4DSTR: Advancing Generative 4D Gaussians with Spatial-Temporal Rectification for High-Quality and Consistent 4D Generation
Mengmeng Liu, Jiuming Liu, Yunpeng Zhang, Jiangtao Li, Michael Ying Yang, Francesco Nex, Hao Cheng
TL;DR
4DSTR addresses spatial-temporal inconsistency in 4D content by introducing temporal correlation of deformable 4D Gaussian points via a Mamba-based encoding layer and an adaptive per-frame Gaussian densification/pruning strategy. It rectifies per-frame Gaussian scales and rotations through learned residuals and maintains frame alignment with a temporal memory, achieving state-of-the-art performance on video-to-4D benchmarks with significant reductions in $\text{FID-VID}$ and $\text{FVD}$ over prior methods. The approach also supports text-to-4D generation when combined with diffusion priors, extending high-quality 4D synthesis to language-guided scenarios. Overall, 4DSTR yields higher reconstruction quality, stronger spatial-temporal consistency, and robust adaptation to rapid motion, with practical impact for simulation, VR, and avatar animation.
Abstract
Remarkable advances in recent 2D image and 3D shape generation have induced a significant focus on dynamic 4D content generation.
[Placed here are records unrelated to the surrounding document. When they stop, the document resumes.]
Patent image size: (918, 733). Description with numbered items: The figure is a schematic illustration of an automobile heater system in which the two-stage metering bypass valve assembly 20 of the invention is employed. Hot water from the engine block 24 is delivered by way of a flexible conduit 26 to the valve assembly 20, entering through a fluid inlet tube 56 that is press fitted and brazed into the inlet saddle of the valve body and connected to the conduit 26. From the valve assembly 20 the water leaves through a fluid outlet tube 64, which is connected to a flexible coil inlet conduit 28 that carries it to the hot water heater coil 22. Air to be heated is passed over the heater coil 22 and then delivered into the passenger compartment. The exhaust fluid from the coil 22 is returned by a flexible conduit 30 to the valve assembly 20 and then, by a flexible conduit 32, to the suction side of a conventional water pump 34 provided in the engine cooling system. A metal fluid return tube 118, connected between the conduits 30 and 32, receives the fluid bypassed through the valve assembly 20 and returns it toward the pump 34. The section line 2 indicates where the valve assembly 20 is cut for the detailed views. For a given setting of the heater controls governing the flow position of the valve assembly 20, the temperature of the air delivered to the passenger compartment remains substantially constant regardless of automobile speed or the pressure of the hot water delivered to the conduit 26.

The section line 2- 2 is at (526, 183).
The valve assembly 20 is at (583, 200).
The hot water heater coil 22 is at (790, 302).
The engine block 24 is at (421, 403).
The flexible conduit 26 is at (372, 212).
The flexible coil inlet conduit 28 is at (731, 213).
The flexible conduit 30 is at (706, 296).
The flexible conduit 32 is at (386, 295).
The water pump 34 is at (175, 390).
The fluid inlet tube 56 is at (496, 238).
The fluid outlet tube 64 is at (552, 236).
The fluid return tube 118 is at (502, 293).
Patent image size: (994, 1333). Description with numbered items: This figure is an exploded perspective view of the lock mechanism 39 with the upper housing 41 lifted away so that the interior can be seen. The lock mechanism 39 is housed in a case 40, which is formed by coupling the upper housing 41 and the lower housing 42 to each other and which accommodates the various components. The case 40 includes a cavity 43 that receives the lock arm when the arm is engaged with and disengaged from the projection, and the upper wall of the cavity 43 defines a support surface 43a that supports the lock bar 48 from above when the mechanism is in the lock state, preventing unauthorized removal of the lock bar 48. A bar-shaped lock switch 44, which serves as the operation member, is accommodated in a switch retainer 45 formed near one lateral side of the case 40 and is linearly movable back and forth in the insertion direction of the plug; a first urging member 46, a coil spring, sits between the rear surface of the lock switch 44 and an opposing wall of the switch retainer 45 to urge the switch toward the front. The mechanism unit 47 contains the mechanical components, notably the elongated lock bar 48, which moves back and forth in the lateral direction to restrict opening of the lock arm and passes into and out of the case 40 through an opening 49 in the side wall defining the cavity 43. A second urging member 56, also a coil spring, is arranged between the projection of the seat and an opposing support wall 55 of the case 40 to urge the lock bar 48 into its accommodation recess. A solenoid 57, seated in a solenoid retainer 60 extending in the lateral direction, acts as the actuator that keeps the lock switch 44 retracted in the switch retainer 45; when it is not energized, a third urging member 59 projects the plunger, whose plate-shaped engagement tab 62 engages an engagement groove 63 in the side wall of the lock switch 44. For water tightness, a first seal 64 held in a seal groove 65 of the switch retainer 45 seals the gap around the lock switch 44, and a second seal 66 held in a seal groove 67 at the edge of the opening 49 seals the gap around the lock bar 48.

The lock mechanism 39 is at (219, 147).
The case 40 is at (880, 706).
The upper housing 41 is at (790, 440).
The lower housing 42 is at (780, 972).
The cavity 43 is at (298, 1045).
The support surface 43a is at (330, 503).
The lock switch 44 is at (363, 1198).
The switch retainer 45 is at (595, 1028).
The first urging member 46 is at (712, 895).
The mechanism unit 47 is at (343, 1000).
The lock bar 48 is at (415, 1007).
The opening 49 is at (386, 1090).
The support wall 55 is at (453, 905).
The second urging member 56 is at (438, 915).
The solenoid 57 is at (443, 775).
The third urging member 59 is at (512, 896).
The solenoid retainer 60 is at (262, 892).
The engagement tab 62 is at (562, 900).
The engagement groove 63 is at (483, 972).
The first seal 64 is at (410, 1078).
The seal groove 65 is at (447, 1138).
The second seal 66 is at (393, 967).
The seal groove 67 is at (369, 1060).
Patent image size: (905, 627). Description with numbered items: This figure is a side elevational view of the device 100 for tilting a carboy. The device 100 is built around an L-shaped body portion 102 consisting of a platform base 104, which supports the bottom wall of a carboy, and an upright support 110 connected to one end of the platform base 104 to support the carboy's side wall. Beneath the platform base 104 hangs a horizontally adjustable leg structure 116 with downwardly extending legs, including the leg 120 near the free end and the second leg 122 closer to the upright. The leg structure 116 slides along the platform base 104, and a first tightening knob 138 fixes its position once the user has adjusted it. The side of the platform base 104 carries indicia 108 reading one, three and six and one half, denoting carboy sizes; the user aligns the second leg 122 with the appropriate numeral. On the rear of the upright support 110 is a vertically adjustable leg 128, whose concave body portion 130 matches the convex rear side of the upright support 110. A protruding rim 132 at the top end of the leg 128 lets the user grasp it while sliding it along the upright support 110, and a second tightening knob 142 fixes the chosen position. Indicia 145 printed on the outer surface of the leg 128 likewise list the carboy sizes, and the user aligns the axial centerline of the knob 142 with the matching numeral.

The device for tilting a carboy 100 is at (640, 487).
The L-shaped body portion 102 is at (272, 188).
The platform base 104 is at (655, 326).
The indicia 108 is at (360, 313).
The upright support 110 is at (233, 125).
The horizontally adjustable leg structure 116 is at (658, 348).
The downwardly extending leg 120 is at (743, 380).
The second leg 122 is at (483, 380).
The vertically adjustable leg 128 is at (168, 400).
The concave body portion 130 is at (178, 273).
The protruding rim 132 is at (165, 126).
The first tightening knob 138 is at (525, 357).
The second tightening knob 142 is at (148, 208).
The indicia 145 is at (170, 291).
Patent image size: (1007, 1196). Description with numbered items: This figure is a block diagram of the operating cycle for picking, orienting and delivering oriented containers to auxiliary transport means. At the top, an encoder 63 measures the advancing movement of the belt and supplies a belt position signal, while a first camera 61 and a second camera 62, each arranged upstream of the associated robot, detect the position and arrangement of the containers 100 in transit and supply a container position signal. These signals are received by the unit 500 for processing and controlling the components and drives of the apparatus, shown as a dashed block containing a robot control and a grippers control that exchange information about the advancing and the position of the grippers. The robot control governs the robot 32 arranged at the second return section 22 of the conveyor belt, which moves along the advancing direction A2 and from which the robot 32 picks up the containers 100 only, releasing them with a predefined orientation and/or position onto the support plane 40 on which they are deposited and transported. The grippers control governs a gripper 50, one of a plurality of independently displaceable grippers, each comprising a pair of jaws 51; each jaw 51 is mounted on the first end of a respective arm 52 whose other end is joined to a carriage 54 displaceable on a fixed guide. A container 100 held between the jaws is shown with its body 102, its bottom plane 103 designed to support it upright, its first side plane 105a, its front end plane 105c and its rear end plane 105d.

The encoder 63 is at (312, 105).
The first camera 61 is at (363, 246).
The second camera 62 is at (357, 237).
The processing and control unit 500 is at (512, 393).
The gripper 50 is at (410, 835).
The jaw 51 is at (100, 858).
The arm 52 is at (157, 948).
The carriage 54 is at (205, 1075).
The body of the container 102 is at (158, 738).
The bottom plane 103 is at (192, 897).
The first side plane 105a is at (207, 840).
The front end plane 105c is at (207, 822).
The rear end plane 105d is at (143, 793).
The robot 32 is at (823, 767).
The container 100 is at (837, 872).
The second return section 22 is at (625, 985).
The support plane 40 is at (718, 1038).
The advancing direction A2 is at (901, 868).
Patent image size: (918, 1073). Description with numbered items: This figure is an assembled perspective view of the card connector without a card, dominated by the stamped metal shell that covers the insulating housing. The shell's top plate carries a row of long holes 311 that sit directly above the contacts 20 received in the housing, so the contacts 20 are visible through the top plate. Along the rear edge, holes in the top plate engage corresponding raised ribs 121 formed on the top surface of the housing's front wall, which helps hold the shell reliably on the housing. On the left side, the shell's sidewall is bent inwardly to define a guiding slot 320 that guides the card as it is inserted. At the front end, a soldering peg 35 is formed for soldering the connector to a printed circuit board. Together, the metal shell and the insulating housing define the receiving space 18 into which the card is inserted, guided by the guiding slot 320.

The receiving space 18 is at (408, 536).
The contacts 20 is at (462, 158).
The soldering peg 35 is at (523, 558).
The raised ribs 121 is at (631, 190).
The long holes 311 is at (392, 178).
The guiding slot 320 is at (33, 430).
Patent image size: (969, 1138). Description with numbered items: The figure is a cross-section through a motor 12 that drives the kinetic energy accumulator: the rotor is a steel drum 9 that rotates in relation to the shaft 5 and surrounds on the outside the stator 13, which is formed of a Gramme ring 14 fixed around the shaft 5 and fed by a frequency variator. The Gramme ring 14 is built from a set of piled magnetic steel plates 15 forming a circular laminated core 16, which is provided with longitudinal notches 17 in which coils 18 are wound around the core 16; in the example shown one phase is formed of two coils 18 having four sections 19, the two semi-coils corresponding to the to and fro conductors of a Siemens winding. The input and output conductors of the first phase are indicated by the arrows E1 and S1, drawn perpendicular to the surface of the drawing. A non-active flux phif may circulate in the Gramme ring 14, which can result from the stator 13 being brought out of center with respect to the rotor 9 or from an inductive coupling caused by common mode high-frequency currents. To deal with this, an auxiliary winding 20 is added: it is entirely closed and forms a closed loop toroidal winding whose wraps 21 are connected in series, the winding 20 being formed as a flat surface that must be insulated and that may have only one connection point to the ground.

However, previous 4D generation methods commonly struggle to maintain spatial-temporal consistency and adapt poorly to rapid temporal variations, due to the lack of effective spatial-temporal modeling. To address these problems, we propose a novel 4D generation network called 4DSTR, which modulates generative 4D Gaussian Splatting with spatial-temporal rectification. Specifically, temporal correlation across generated 4D sequences is designed to rectify deformable scales and rotations and guarantee temporal consistency. Furthermore, an adaptive spatial densification and pruning strategy is proposed to address significant temporal variations by dynamically adding or deleting Gaussian points with the awareness of their pre-frame movements. Extensive experiments demonstrate that our 4DSTR achieves state-of-the-art performance in video-to-4D generation, excelling in reconstruction quality, spatial-temporal consistency, and adaptation to rapid temporal movements.